La equitación de los Juegos Olímpicos de Beijing 2008 concluyó anoche entre la anécdota y el sabor amargo, después de que la Federación Ecuestre Internacional revelara los primeros casos de dopaje en caballos, y el tifón "Nuri" impidiera la salida de Hong Kong de jinetes, equinos y periodistas esta mañana, exhaustos después de una intensa concentración.
Todos los vuelos previstos para hoy (a partir de las 10.30, hora local) fueron suspendidos, una situación que afectó tanto a los atletas como a sus equinos.
Para la inmensa mayoría de las delegaciones deportivas y medios extranjeros ésta es la primera vez que viven la llegada de un tifón, lo que ha causado una amplia gama de sentimientos, que oscilaron entre la hilaridad y la expectación al enojo por ser informados de que sus vuelos quedaban suspendidos o aplazados.
Y es que la llegada de "Nuri" a territorio hongkonés, no sólo les impide volver a sus países de residencia, sino que tampoco les permite salir del hotel-"Villa Olímpica" por razones de seguridad.

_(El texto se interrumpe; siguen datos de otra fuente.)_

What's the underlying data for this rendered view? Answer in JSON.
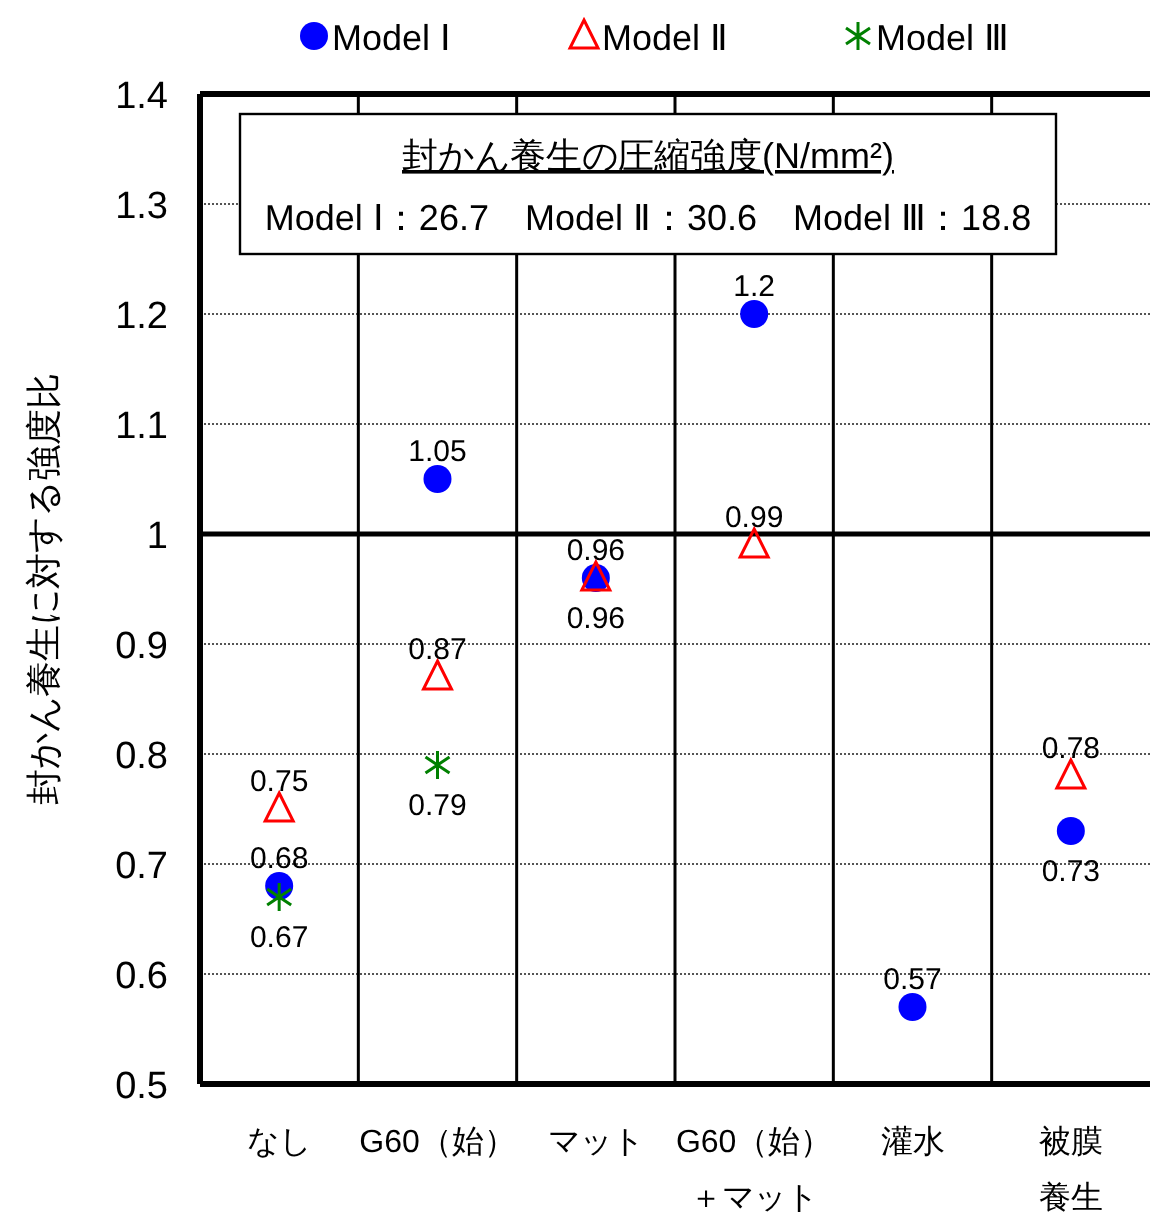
{
  "chart_data": {
    "type": "scatter",
    "ylabel": "封かん養生に対する強度比",
    "categories": [
      "なし",
      "G60（始）",
      "マット",
      "G60（始）＋マット",
      "灌水",
      "被膜養生"
    ],
    "series": [
      {
        "name": "Model Ⅰ",
        "color": "#0000ff",
        "marker": "circle",
        "values": [
          0.68,
          1.05,
          0.96,
          1.2,
          0.57,
          0.73
        ]
      },
      {
        "name": "Model Ⅱ",
        "color": "#ff0000",
        "marker": "triangle",
        "values": [
          0.75,
          0.87,
          0.96,
          0.99,
          null,
          0.78
        ]
      },
      {
        "name": "Model Ⅲ",
        "color": "#008000",
        "marker": "cross",
        "values": [
          0.67,
          0.79,
          null,
          null,
          null,
          null
        ]
      }
    ],
    "ylim": [
      0.5,
      1.4
    ],
    "yticks": [
      0.5,
      0.6,
      0.7,
      0.8,
      0.9,
      {
        "value": 1.0,
        "label": "1"
      },
      1.1,
      1.2,
      1.3,
      1.4
    ],
    "ref_lines": [
      {
        "axis": "y",
        "value": 1.0
      }
    ],
    "annotations": [
      "封かん養生の圧縮強度(N/mm²)",
      "Model Ⅰ：26.7　Model Ⅱ：30.6　Model Ⅲ：18.8"
    ],
    "data_labels": true,
    "grid": true,
    "legend": "top"
  }
}
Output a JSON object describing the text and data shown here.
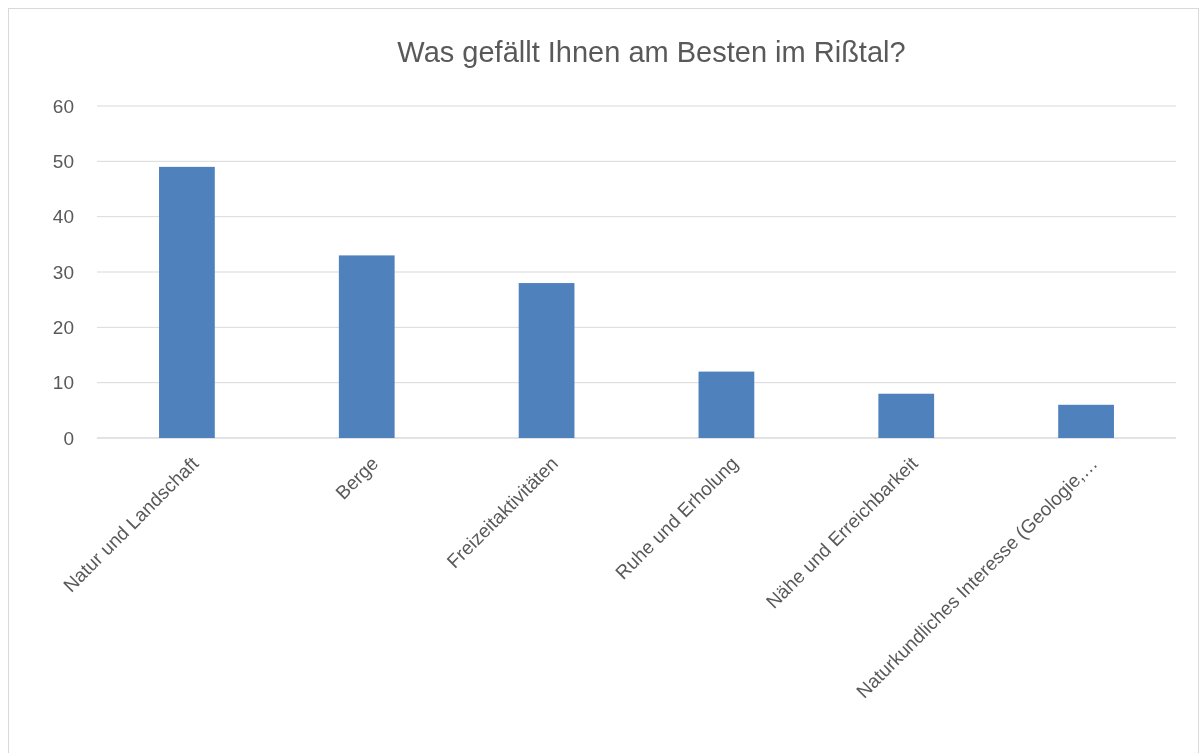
{
  "chart_data": {
    "type": "bar",
    "title": "Was gefällt Ihnen am Besten im Rißtal?",
    "categories": [
      "Natur und Landschaft",
      "Berge",
      "Freizeitaktivitäten",
      "Ruhe und Erholung",
      "Nähe und Erreichbarkeit",
      "Naturkundliches Interesse (Geologie,…"
    ],
    "values": [
      49,
      33,
      28,
      12,
      8,
      6
    ],
    "color": "#4f81bd",
    "ylim": [
      0,
      60
    ],
    "yticks": [
      0,
      10,
      20,
      30,
      40,
      50,
      60
    ],
    "grid": "y"
  }
}
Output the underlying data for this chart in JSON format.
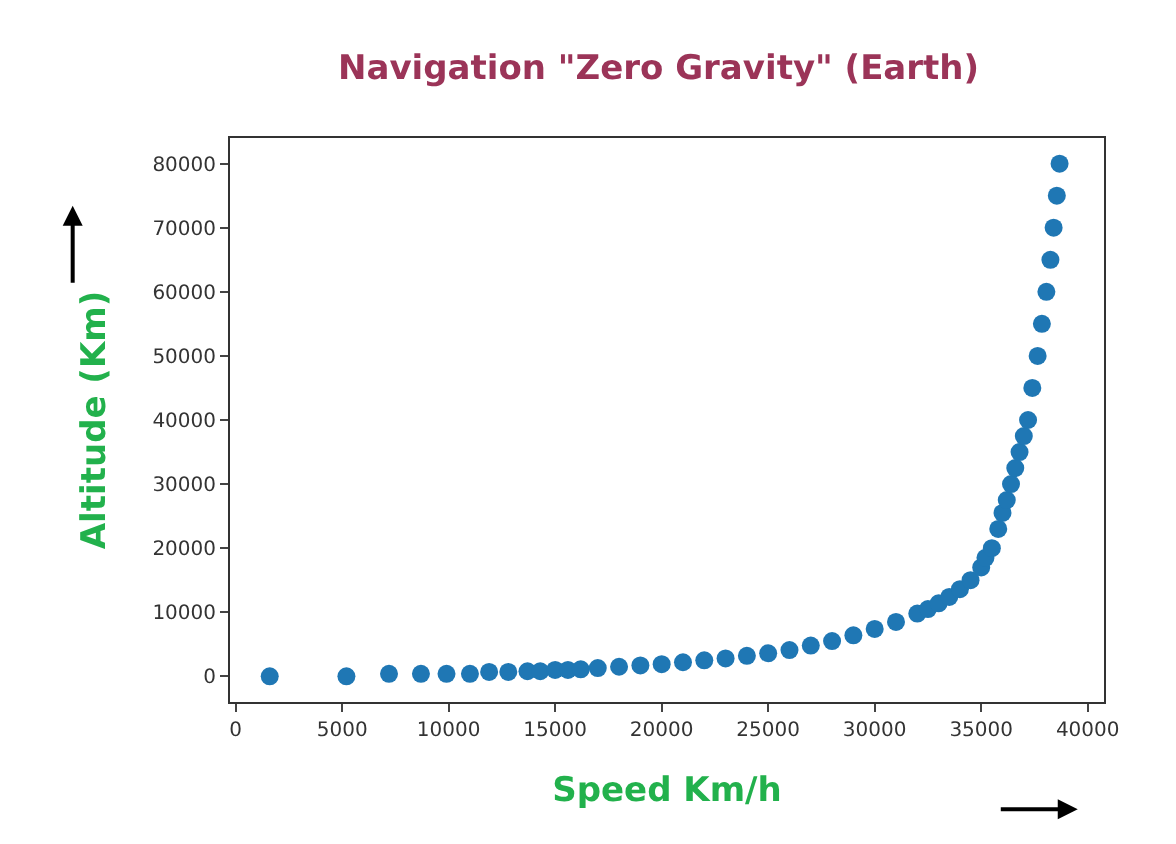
{
  "chart_data": {
    "type": "scatter",
    "title": "Navigation \"Zero Gravity\" (Earth)",
    "xlabel": "Speed Km/h",
    "ylabel": "Altitude (Km)",
    "x": [
      1600,
      5200,
      7200,
      8700,
      9900,
      11000,
      11900,
      12800,
      13700,
      14300,
      15000,
      15600,
      16200,
      17000,
      18000,
      19000,
      20000,
      21000,
      22000,
      23000,
      24000,
      25000,
      26000,
      27000,
      28000,
      29000,
      30000,
      31000,
      32000,
      32500,
      33000,
      33500,
      34000,
      34500,
      35000,
      35200,
      35500,
      35800,
      36000,
      36200,
      36400,
      36600,
      36800,
      37000,
      37200,
      37400,
      37650,
      37850,
      38060,
      38250,
      38400,
      38550,
      38680
    ],
    "series": [
      {
        "color": "#1f77b4",
        "values": [
          0,
          0,
          400,
          400,
          400,
          400,
          700,
          700,
          800,
          800,
          1000,
          1000,
          1100,
          1300,
          1500,
          1700,
          1900,
          2200,
          2500,
          2800,
          3200,
          3600,
          4100,
          4800,
          5500,
          6400,
          7400,
          8500,
          9800,
          10500,
          11400,
          12400,
          13600,
          15000,
          17000,
          18500,
          20000,
          23000,
          25500,
          27500,
          30000,
          32500,
          35000,
          37500,
          40000,
          45000,
          50000,
          55000,
          60000,
          65000,
          70000,
          75000,
          80000
        ]
      }
    ],
    "xlim": [
      -265,
      40765
    ],
    "ylim": [
      -4000,
      84000
    ],
    "xticks": [
      0,
      5000,
      10000,
      15000,
      20000,
      25000,
      30000,
      35000,
      40000
    ],
    "yticks": [
      0,
      10000,
      20000,
      30000,
      40000,
      50000,
      60000,
      70000,
      80000
    ],
    "marker": "circle"
  }
}
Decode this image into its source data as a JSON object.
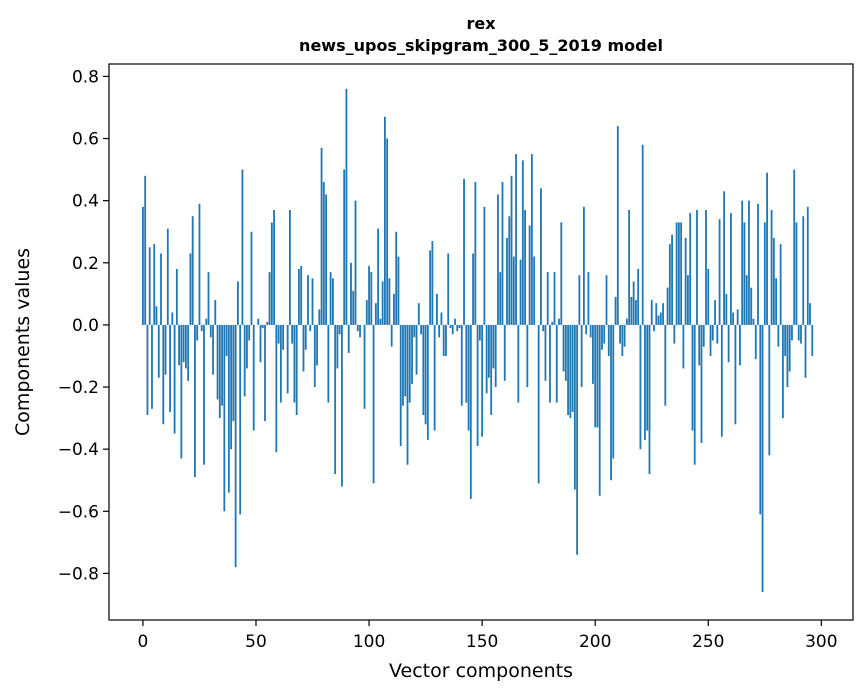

Con una señal de tifón 9, que además puede ser elevada en las próximas horas, los transportes por agua quedan suspendidos (algo especialmente fastidioso teniendo en cuenta que Hong Kong, aparte de la zona continental, se compone de numerosas islas). Los transportes por carretera también quedan afectados, y sólo el metro y el tren mantienen ciertos servicios mínimos.
Entretanto, numerosos comerciantes cerraron sus puertas o se afanaron en pegar cintas adhesivas en las cristaleras de sus establecimientos para evitar que un impacto de algún objeto contra ellas provocara accidentes.